Canada's Condominium Magazine

A few things home buyers should expect from a real estate agent

There’s no doubt about it; buying a home, especially the first time, can be stressful. Unless you have nerves of steel and confidence galore, it’s not something you want to do on your own. Hand-holding by a qualified professional who knows the ins and outs of making an offer and negotiating can make the process much more enjoyable and less stressful for both the rookie and the seasoned veteran. As a buyer, you should feel that your concerns are being listened to, responded to, treated seriously by your real estate agent. And you should never feel that you are being rushed or pushed into something you don’t feel comfortable with. The National Association of Realtors (NAR) endorses this advice concerning what buyers should expect from a realtor.

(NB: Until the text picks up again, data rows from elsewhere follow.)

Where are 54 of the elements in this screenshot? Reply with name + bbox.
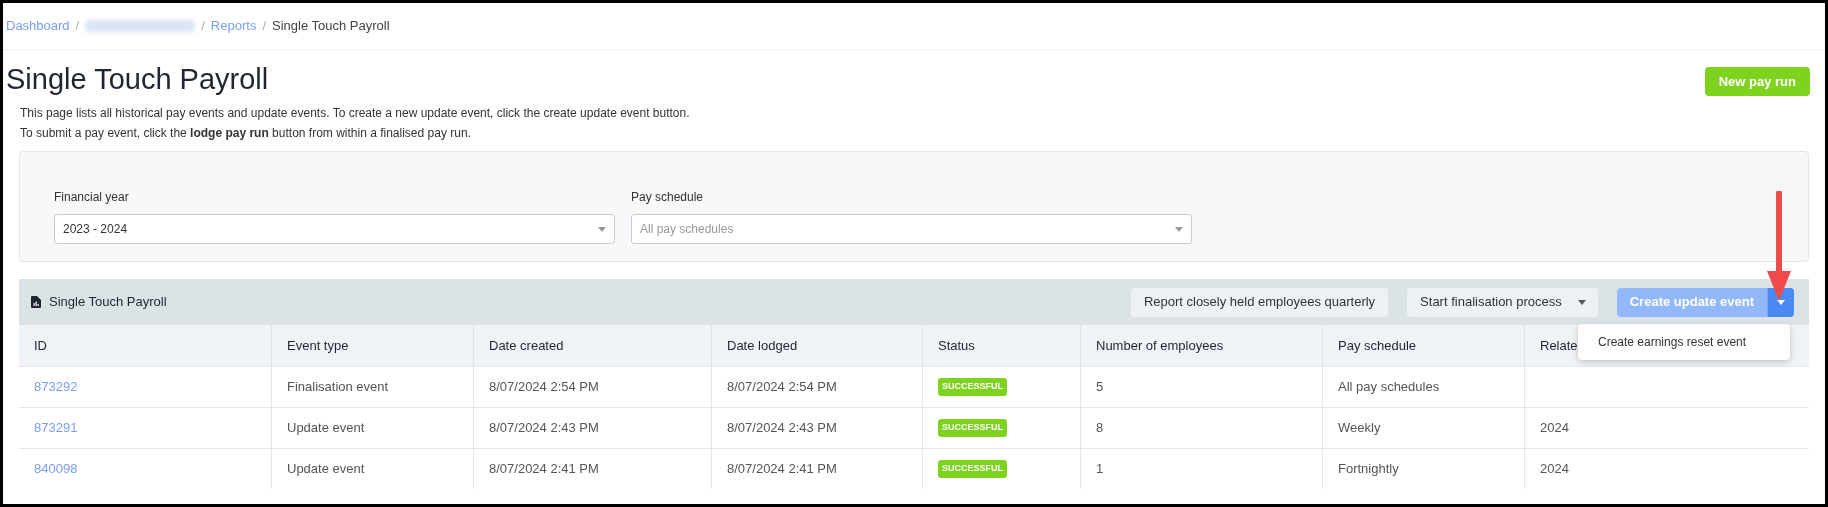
status-badge: SUCCESSFUL [938,378,1007,396]
caret-icon [598,226,606,232]
table-cell-text: 2024 [1540,419,1569,438]
status-badge: SUCCESSFUL [938,419,1007,437]
description-text: This page lists all historical pay events and update events. To create a new update event, click the create update event button. [20,105,691,122]
create-update-event-button[interactable]: Create update event [1616,287,1767,317]
column-header: Date created [473,325,711,366]
column-header: Number of employees [1080,325,1322,366]
new-pay-run-button[interactable]: New pay run [1704,67,1810,96]
page-title: Single Touch Payroll [5,62,269,97]
table-cell-text: 8/07/2024 2:43 PM [727,419,837,438]
column-header: ID [33,336,48,355]
table-cell-text: 8/07/2024 2:54 PM [489,378,599,397]
report-icon [31,296,41,308]
table-cell-text: 5 [1096,378,1104,397]
panel-title: Single Touch Payroll [49,293,167,312]
column-header: Event type [271,325,473,366]
table-cell-text: 2024 [1540,460,1569,479]
breadcrumb-separator: / [262,17,266,36]
finalisation-dropdown[interactable]: Start finalisation process [1407,287,1598,317]
report-button[interactable]: Report closely held employees quarterly [1130,287,1389,317]
table-cell-text: Update event [287,460,365,479]
caret-icon [1777,299,1785,305]
menu-item[interactable]: Create earnings reset event [1578,332,1790,351]
table-cell-text: Fortnightly [1338,460,1399,479]
caret-icon [1175,226,1183,232]
id-link[interactable]: 873291 [34,418,78,438]
table-cell-text: 8/07/2024 2:43 PM [489,419,599,438]
table-cell-text: Update event [287,419,365,438]
status-badge: SUCCESSFUL [938,460,1007,478]
table-cell-text: 8/07/2024 2:41 PM [489,460,599,479]
breadcrumb-separator: / [201,17,205,36]
table-cell-text: 8/07/2024 2:54 PM [727,378,837,397]
table-cell-text: All pay schedules [1338,378,1440,397]
id-link[interactable]: 840098 [34,459,78,479]
table-cell-text: 8/07/2024 2:41 PM [727,460,837,479]
table-cell-text: Finalisation event [287,378,389,397]
caret-icon [1577,299,1586,305]
table-cell-text: 8 [1096,419,1104,438]
breadcrumb-separator: / [75,17,80,36]
breadcrumb-link[interactable]: Reports [210,16,257,36]
description-text: To submit a pay event, click the lodge pay run button from within a finalised pay run. [20,125,472,142]
filter-label: Financial year [54,189,130,206]
id-link[interactable]: 873292 [34,377,78,397]
breadcrumb-link[interactable]: Dashboard [6,16,70,36]
column-header: Status [922,325,1080,366]
table-cell-text: 1 [1096,460,1104,479]
select-field[interactable]: All pay schedules [631,214,1192,244]
column-header: Pay schedule [1322,325,1524,366]
table-cell-text: Weekly [1338,419,1381,438]
breadcrumb-current: Single Touch Payroll [272,17,390,36]
filter-label: Pay schedule [631,189,705,206]
select-field[interactable]: 2023 - 2024 [54,214,615,244]
column-header: Date lodged [711,325,922,366]
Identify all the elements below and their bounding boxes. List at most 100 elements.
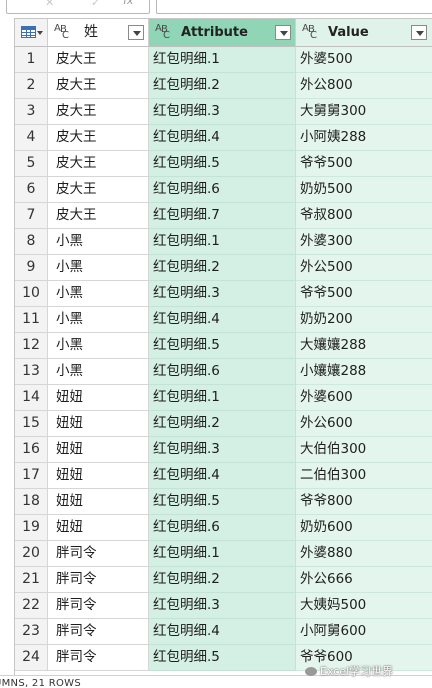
cell-value[interactable]: 外婆600 xyxy=(296,385,432,411)
table-row[interactable]: 18 妞妞 红包明细.5 爷爷800 xyxy=(15,489,432,515)
cell-xing[interactable]: 皮大王 xyxy=(48,177,149,203)
cell-attribute[interactable]: 红包明细.3 xyxy=(149,281,296,307)
table-row[interactable]: 2 皮大王 红包明细.2 外公800 xyxy=(15,73,432,99)
cell-xing[interactable]: 妞妞 xyxy=(48,437,149,463)
cell-value[interactable]: 大姨妈500 xyxy=(296,593,432,619)
cell-attribute[interactable]: 红包明细.5 xyxy=(149,489,296,515)
cell-attribute[interactable]: 红包明细.5 xyxy=(149,151,296,177)
cell-value[interactable]: 奶奶500 xyxy=(296,177,432,203)
cell-attribute[interactable]: 红包明细.1 xyxy=(149,47,296,73)
cell-attribute[interactable]: 红包明细.7 xyxy=(149,203,296,229)
cell-xing[interactable]: 小黑 xyxy=(48,229,149,255)
table-row[interactable]: 11 小黑 红包明细.4 奶奶200 xyxy=(15,307,432,333)
cell-xing[interactable]: 皮大王 xyxy=(48,125,149,151)
check-icon[interactable]: ✓ xyxy=(91,0,100,8)
table-row[interactable]: 5 皮大王 红包明细.5 爷爷500 xyxy=(15,151,432,177)
table-row[interactable]: 4 皮大王 红包明细.4 小阿姨288 xyxy=(15,125,432,151)
cell-value[interactable]: 外婆300 xyxy=(296,229,432,255)
cell-attribute[interactable]: 红包明细.3 xyxy=(149,437,296,463)
cell-attribute[interactable]: 红包明细.4 xyxy=(149,125,296,151)
table-row[interactable]: 19 妞妞 红包明细.6 奶奶600 xyxy=(15,515,432,541)
cell-xing[interactable]: 妞妞 xyxy=(48,463,149,489)
table-row[interactable]: 22 胖司令 红包明细.3 大姨妈500 xyxy=(15,593,432,619)
cell-value[interactable]: 外公800 xyxy=(296,73,432,99)
cell-value[interactable]: 外公666 xyxy=(296,567,432,593)
cell-attribute[interactable]: 红包明细.4 xyxy=(149,307,296,333)
x-icon[interactable]: ✕ xyxy=(45,0,54,8)
cell-xing[interactable]: 胖司令 xyxy=(48,541,149,567)
table-row[interactable]: 9 小黑 红包明细.2 外公500 xyxy=(15,255,432,281)
cell-xing[interactable]: 皮大王 xyxy=(48,203,149,229)
text-type-icon[interactable]: ABC xyxy=(302,23,324,41)
table-row[interactable]: 20 胖司令 红包明细.1 外婆880 xyxy=(15,541,432,567)
cell-value[interactable]: 爷叔800 xyxy=(296,203,432,229)
table-row[interactable]: 21 胖司令 红包明细.2 外公666 xyxy=(15,567,432,593)
cell-xing[interactable]: 胖司令 xyxy=(48,645,149,671)
cell-attribute[interactable]: 红包明细.3 xyxy=(149,99,296,125)
table-row[interactable]: 12 小黑 红包明细.5 大孃孃288 xyxy=(15,333,432,359)
cell-attribute[interactable]: 红包明细.2 xyxy=(149,567,296,593)
cell-value[interactable]: 爷爷500 xyxy=(296,281,432,307)
cell-attribute[interactable]: 红包明细.2 xyxy=(149,255,296,281)
cell-xing[interactable]: 皮大王 xyxy=(48,73,149,99)
cell-value[interactable]: 小孃孃288 xyxy=(296,359,432,385)
cell-value[interactable]: 奶奶600 xyxy=(296,515,432,541)
table-row[interactable]: 10 小黑 红包明细.3 爷爷500 xyxy=(15,281,432,307)
table-row[interactable]: 3 皮大王 红包明细.3 大舅舅300 xyxy=(15,99,432,125)
table-row[interactable]: 15 妞妞 红包明细.2 外公600 xyxy=(15,411,432,437)
cell-xing[interactable]: 皮大王 xyxy=(48,151,149,177)
cell-xing[interactable]: 妞妞 xyxy=(48,515,149,541)
cell-value[interactable]: 外婆880 xyxy=(296,541,432,567)
cell-value[interactable]: 爷爷500 xyxy=(296,151,432,177)
cell-attribute[interactable]: 红包明细.1 xyxy=(149,229,296,255)
cell-xing[interactable]: 小黑 xyxy=(48,359,149,385)
cell-value[interactable]: 外公500 xyxy=(296,255,432,281)
table-row[interactable]: 14 妞妞 红包明细.1 外婆600 xyxy=(15,385,432,411)
cell-xing[interactable]: 皮大王 xyxy=(48,99,149,125)
filter-dropdown-button[interactable] xyxy=(128,25,144,40)
column-header-value[interactable]: ABC Value xyxy=(296,19,432,47)
table-row[interactable]: 1 皮大王 红包明细.1 外婆500 xyxy=(15,47,432,73)
table-row[interactable]: 13 小黑 红包明细.6 小孃孃288 xyxy=(15,359,432,385)
text-type-icon[interactable]: ABC xyxy=(54,23,76,41)
cell-attribute[interactable]: 红包明细.5 xyxy=(149,333,296,359)
cell-xing[interactable]: 小黑 xyxy=(48,333,149,359)
cell-attribute[interactable]: 红包明细.2 xyxy=(149,411,296,437)
cell-value[interactable]: 大舅舅300 xyxy=(296,99,432,125)
fx-label[interactable]: fx xyxy=(123,0,133,6)
cell-value[interactable]: 小阿舅600 xyxy=(296,619,432,645)
cell-attribute[interactable]: 红包明细.2 xyxy=(149,73,296,99)
cell-value[interactable]: 大孃孃288 xyxy=(296,333,432,359)
cell-value[interactable]: 小阿姨288 xyxy=(296,125,432,151)
cell-xing[interactable]: 胖司令 xyxy=(48,619,149,645)
cell-xing[interactable]: 胖司令 xyxy=(48,567,149,593)
formula-input[interactable]: ( xyxy=(156,0,432,14)
filter-dropdown-button[interactable] xyxy=(411,25,427,40)
cell-value[interactable]: 二伯伯300 xyxy=(296,463,432,489)
cell-attribute[interactable]: 红包明细.4 xyxy=(149,619,296,645)
column-header-xing[interactable]: ABC 姓 xyxy=(48,19,149,47)
cell-xing[interactable]: 妞妞 xyxy=(48,385,149,411)
cell-attribute[interactable]: 红包明细.4 xyxy=(149,463,296,489)
cell-value[interactable]: 爷爷800 xyxy=(296,489,432,515)
cell-value[interactable]: 外婆500 xyxy=(296,47,432,73)
table-menu-button[interactable] xyxy=(15,19,48,47)
cell-xing[interactable]: 小黑 xyxy=(48,307,149,333)
table-row[interactable]: 16 妞妞 红包明细.3 大伯伯300 xyxy=(15,437,432,463)
cell-attribute[interactable]: 红包明细.5 xyxy=(149,645,296,671)
cell-xing[interactable]: 小黑 xyxy=(48,255,149,281)
cell-attribute[interactable]: 红包明细.3 xyxy=(149,593,296,619)
table-row[interactable]: 8 小黑 红包明细.1 外婆300 xyxy=(15,229,432,255)
cell-xing[interactable]: 皮大王 xyxy=(48,47,149,73)
cell-xing[interactable]: 妞妞 xyxy=(48,411,149,437)
cell-attribute[interactable]: 红包明细.6 xyxy=(149,177,296,203)
table-row[interactable]: 23 胖司令 红包明细.4 小阿舅600 xyxy=(15,619,432,645)
cell-value[interactable]: 外公600 xyxy=(296,411,432,437)
cell-attribute[interactable]: 红包明细.6 xyxy=(149,359,296,385)
cell-attribute[interactable]: 红包明细.1 xyxy=(149,385,296,411)
table-row[interactable]: 6 皮大王 红包明细.6 奶奶500 xyxy=(15,177,432,203)
cell-xing[interactable]: 小黑 xyxy=(48,281,149,307)
cell-value[interactable]: 奶奶200 xyxy=(296,307,432,333)
column-header-attribute[interactable]: ABC Attribute xyxy=(149,19,296,47)
table-row[interactable]: 7 皮大王 红包明细.7 爷叔800 xyxy=(15,203,432,229)
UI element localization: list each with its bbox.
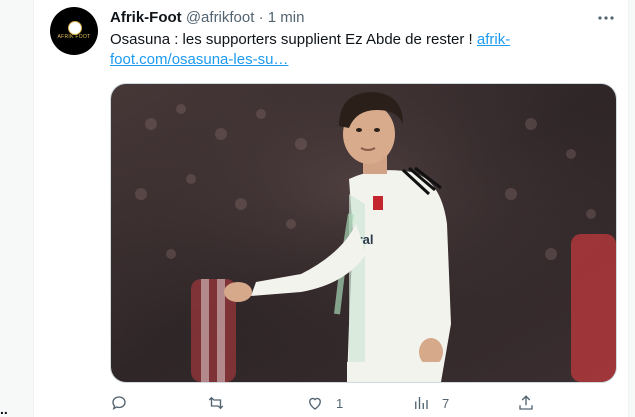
like-count: 1 xyxy=(336,395,344,411)
views-button[interactable]: 7 xyxy=(412,393,449,413)
player-photo: iral xyxy=(111,84,616,382)
tweet-text: Osasuna : les supporters supplient Ez Ab… xyxy=(110,30,610,70)
right-column xyxy=(628,0,635,417)
reply-icon xyxy=(112,396,126,411)
timestamp[interactable]: 1 min xyxy=(268,9,305,26)
tweet-header: Afrik-Foot @afrikfoot · 1 min xyxy=(110,8,304,28)
heart-icon xyxy=(309,397,321,410)
avatar-logo-text: AFRIK FOOT xyxy=(57,34,91,40)
author-name[interactable]: Afrik-Foot xyxy=(110,9,182,26)
logo-ball-icon xyxy=(68,21,82,35)
avatar[interactable]: AFRIK FOOT xyxy=(50,7,98,55)
views-count: 7 xyxy=(442,395,450,411)
truncated-text: .. xyxy=(0,401,8,417)
reply-button[interactable] xyxy=(110,393,140,413)
share-button[interactable] xyxy=(517,393,547,413)
tweet-actions: 1 7 xyxy=(110,393,615,413)
like-button[interactable]: 1 xyxy=(306,393,343,413)
share-icon xyxy=(519,395,533,410)
page: .. AFRIK FOOT Afrik-Foot @afrikfoot · 1 … xyxy=(0,0,635,417)
views-icon xyxy=(415,397,428,409)
tweet-body: Osasuna : les supporters supplient Ez Ab… xyxy=(110,31,477,48)
tweet-image[interactable]: iral xyxy=(110,83,617,383)
left-column: .. xyxy=(0,0,34,417)
separator-dot: · xyxy=(258,9,264,26)
retweet-button[interactable] xyxy=(207,393,237,413)
retweet-icon xyxy=(208,396,224,410)
author-handle[interactable]: @afrikfoot xyxy=(186,9,255,26)
more-icon[interactable] xyxy=(596,8,616,28)
tweet[interactable]: AFRIK FOOT Afrik-Foot @afrikfoot · 1 min… xyxy=(34,0,628,417)
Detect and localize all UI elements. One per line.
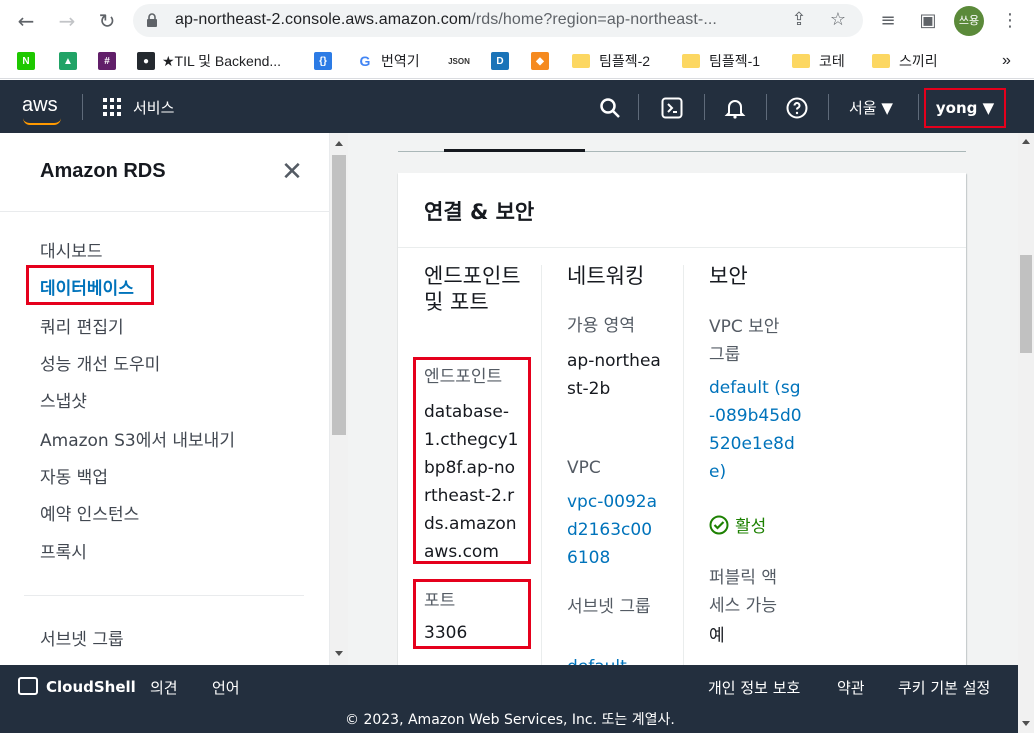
endpoint-label: 엔드포인트: [424, 367, 503, 387]
cloudshell-icon[interactable]: [660, 96, 684, 120]
media-icon[interactable]: ≡: [876, 9, 900, 33]
endpoint-value[interactable]: database-1.cthegcy1bp8f.ap-northeast-2.r…: [424, 398, 520, 566]
bookmark-ext[interactable]: {}: [314, 50, 339, 72]
copyright-text: © 2023, Amazon Web Services, Inc. 또는 계열사…: [345, 712, 675, 728]
folder-icon: [572, 54, 590, 68]
bookmark-chart[interactable]: ▲: [59, 50, 84, 72]
bookmark-translate[interactable]: G 번역기: [356, 50, 420, 72]
bookmark-d[interactable]: D: [491, 50, 516, 72]
sidebar-item-query-editor[interactable]: 쿼리 편집기: [40, 313, 124, 338]
cookie-preferences-link[interactable]: 쿠키 기본 설정: [898, 677, 990, 698]
avatar[interactable]: 쓰용: [954, 6, 984, 36]
sidebar-item-performance-insights[interactable]: 성능 개선 도우미: [40, 350, 160, 375]
sidebar-scrollbar[interactable]: [330, 133, 348, 665]
vpc-security-group-label: VPC 보안 그룹: [709, 317, 780, 365]
public-access-label: 퍼블릭 액세스 가능: [709, 568, 777, 616]
sidebar-title: Amazon RDS: [40, 160, 166, 182]
public-access-value: 예: [709, 626, 725, 646]
bookmark-folder-team2[interactable]: 팀플젝-2: [572, 50, 650, 72]
port-value: 3306: [424, 623, 468, 643]
reload-icon[interactable]: ↻: [94, 8, 120, 34]
availability-zone-value: ap-northeast-2b: [567, 351, 661, 399]
sidebar-item-snapshots[interactable]: 스냅샷: [40, 387, 87, 412]
bookmarks-bar: N ▲ # ● ★TIL 및 Backend... {} G 번역기 JSON D …: [0, 42, 1034, 79]
region-selector[interactable]: 서울 ▼: [849, 97, 893, 118]
sidebar-item-subnet-groups[interactable]: 서브넷 그룹: [40, 625, 124, 650]
security-group-link[interactable]: default (sg-089b45d0520e1e8de): [709, 374, 803, 486]
connectivity-security-card: 연결 & 보안 엔드포인트 및 포트 엔드포인트 database-1.cthe…: [398, 173, 966, 665]
sidebar-item-dashboard[interactable]: 대시보드: [40, 237, 103, 262]
subnet-group-link[interactable]: default: [567, 653, 627, 665]
terms-link[interactable]: 약관: [837, 677, 865, 698]
feedback-link[interactable]: 의견: [150, 677, 178, 698]
vpc-label: VPC: [567, 458, 601, 478]
page-scrollbar[interactable]: [1018, 133, 1034, 733]
port-label: 포트: [424, 591, 456, 611]
endpoint-port-heading: 엔드포인트 및 포트: [424, 264, 521, 314]
cloudshell-footer-icon[interactable]: [18, 677, 38, 695]
cloudshell-link[interactable]: CloudShell: [46, 678, 136, 696]
bookmark-folder-team1[interactable]: 팀플젝-1: [682, 50, 760, 72]
status-badge: 활성: [709, 512, 766, 537]
folder-icon: [682, 54, 700, 68]
search-icon[interactable]: [598, 96, 622, 120]
folder-icon: [872, 54, 890, 68]
menu-icon[interactable]: ⋮: [998, 9, 1022, 33]
services-menu[interactable]: 서비스: [133, 97, 174, 118]
url-text: ap-northeast-2.console.aws.amazon.com/rd…: [175, 11, 717, 28]
browser-toolbar: ← → ↻ ap-northeast-2.console.aws.amazon.…: [0, 0, 1034, 42]
sidebar-item-databases[interactable]: 데이터베이스: [40, 274, 134, 299]
aws-console-header: aws 서비스 서울 ▼ yong ▼: [0, 80, 1034, 133]
status-text: 활성: [735, 517, 767, 537]
forward-icon[interactable]: →: [54, 8, 80, 34]
check-circle-icon: [709, 515, 729, 534]
folder-icon: [792, 54, 810, 68]
privacy-link[interactable]: 개인 정보 보호: [708, 677, 800, 698]
console-footer: CloudShell 의견 언어 개인 정보 보호 약관 쿠키 기본 설정 © …: [0, 665, 1018, 733]
bookmark-slack[interactable]: #: [98, 50, 123, 72]
rds-sidebar: Amazon RDS ✕ 대시보드 데이터베이스 쿼리 편집기 성능 개선 도우…: [0, 133, 330, 665]
card-title: 연결 & 보안: [424, 200, 535, 224]
back-icon[interactable]: ←: [13, 8, 39, 34]
aws-logo[interactable]: aws: [22, 94, 61, 125]
sidebar-item-reserved-instances[interactable]: 예약 인스턴스: [40, 500, 139, 525]
bookmarks-overflow-icon[interactable]: »: [1002, 50, 1011, 72]
security-heading: 보안: [709, 264, 748, 288]
close-icon[interactable]: ✕: [280, 159, 304, 185]
notification-bell-icon[interactable]: [723, 96, 747, 120]
vpc-link[interactable]: vpc-0092ad2163c006108: [567, 488, 661, 572]
sidebar-item-s3-exports[interactable]: Amazon S3에서 내보내기: [40, 426, 235, 451]
networking-heading: 네트워킹: [567, 264, 645, 288]
availability-zone-label: 가용 영역: [567, 316, 635, 336]
lock-icon: [147, 13, 157, 27]
sidebar-item-proxies[interactable]: 프록시: [40, 538, 87, 563]
subnet-group-label: 서브넷 그룹: [567, 597, 651, 617]
share-icon[interactable]: ⇪: [787, 8, 811, 32]
bookmark-til[interactable]: ● ★TIL 및 Backend...: [137, 50, 281, 72]
active-tab-indicator: [444, 149, 585, 152]
sidepanel-icon[interactable]: ▣: [916, 9, 940, 33]
bookmark-folder-misc[interactable]: 스끼리: [872, 50, 938, 72]
account-menu[interactable]: yong ▼: [924, 88, 1006, 128]
bookmark-folder-code[interactable]: 코테: [792, 50, 845, 72]
bookmark-json[interactable]: JSON: [448, 50, 475, 72]
sidebar-item-automated-backups[interactable]: 자동 백업: [40, 463, 108, 488]
bookmark-n[interactable]: N: [17, 50, 42, 72]
language-link[interactable]: 언어: [212, 677, 240, 698]
star-icon[interactable]: ☆: [826, 8, 850, 32]
address-bar[interactable]: ap-northeast-2.console.aws.amazon.com/rd…: [133, 4, 863, 37]
services-grid-icon[interactable]: [103, 98, 121, 116]
main-content: 연결 & 보안 엔드포인트 및 포트 엔드포인트 database-1.cthe…: [348, 133, 1018, 665]
help-icon[interactable]: [785, 96, 809, 120]
bookmark-box[interactable]: ◆: [531, 50, 556, 72]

Dealing with multiple offers

Buyers should be made aware that in a market like Toronto there are likely to be multiple offers. This can be frustrating, and many a buyer has had to walk away from the home of her dreams because she was outbid. The real estate agent should prepare buyers for this possibility, and should also give strong guidance on making a realistic offer if this scenario arises. Low-balling is not the right strategy in a multiple-offer situation. Better not to bid at all than to waste time with offers that will go nowhere.

Dealing with contingencies

We usually think of contingencies from the buyers’ side—the deal is made contingent on the buyer’s being able to arrange financing is one of the most common. But sellers can insert contingencies into the offer of purchase too, sometimes more than one. A common sellers’ contingency is putting off closing on the sale until they have found a new home for themselves. An experienced real estate agent should advise her client when to accept such contingencies and when to walk.

When the seller won’t budge on the price

If the gap between what the seller wants and the buyer is willing to pay is wide, there’s no solution but to keep on looking. If the gap isn’t too wide—$5,000, say, on a $500,000 home—and if the would-be buyer really loves the home, the realtor should reassure her client that a few thousand dollars won’t make that much difference to the monthly payment, especially on a $450,000 mortgage. It is sometimes okay to go over budget, if only by a small amount.

Being tech savvy

Realtors these days need to be able to use social media effectively to keep clients informed. Out-of-town buyers can be kept in the loop via Skype and FaceTime. Seeing a home that way isn’t quite the same as seeing it in reality, but it can give distant clients a leg up on a home they’re interested in without having to travel all the way to another city, with the possibility of being disappointed for their effort.

Dealing with the home inspection

We often hear of anxious home buyers who are willing to forego the all-important home inspection in order to ensure that they get the home they want. No one advises this. The realtor should advise the buyer on the best approach, which could be making a successful inspection a contingency of the offer. If the inspection turns up problems that need to be fixed before closing, and the buyer still wants to go ahead, the realtor should be able to renegotiate the price or have the seller take care of the problems. The important thing is for the buyer to understand that buying without an inspection could lead to nasty surprises.

Being human

While much can be done these days via social media and mobile devices, ultimately the home buyer probably wants to feel that the realtor he is dealing with is another human being. Buyers should expect to meet with their realtors as often as they think it necessary, and realtors should be sensitive to their clients’ stress and anxiety levels, even to the point of recommending a break from the search, if that is feasible.

For their part, realtors see it all, in terms of emotions, and dealing with other people’s rages and outbursts is all part of a day’s work. They must work with people who are ecstatically happy, crushed, frustrated, excited, irritable, anxious, angry—there is no end. And of course they work for commissions, so the need for sales is paramount. But buyers still have the right to expect their chosen realtors to give their all, and the good realtors know it.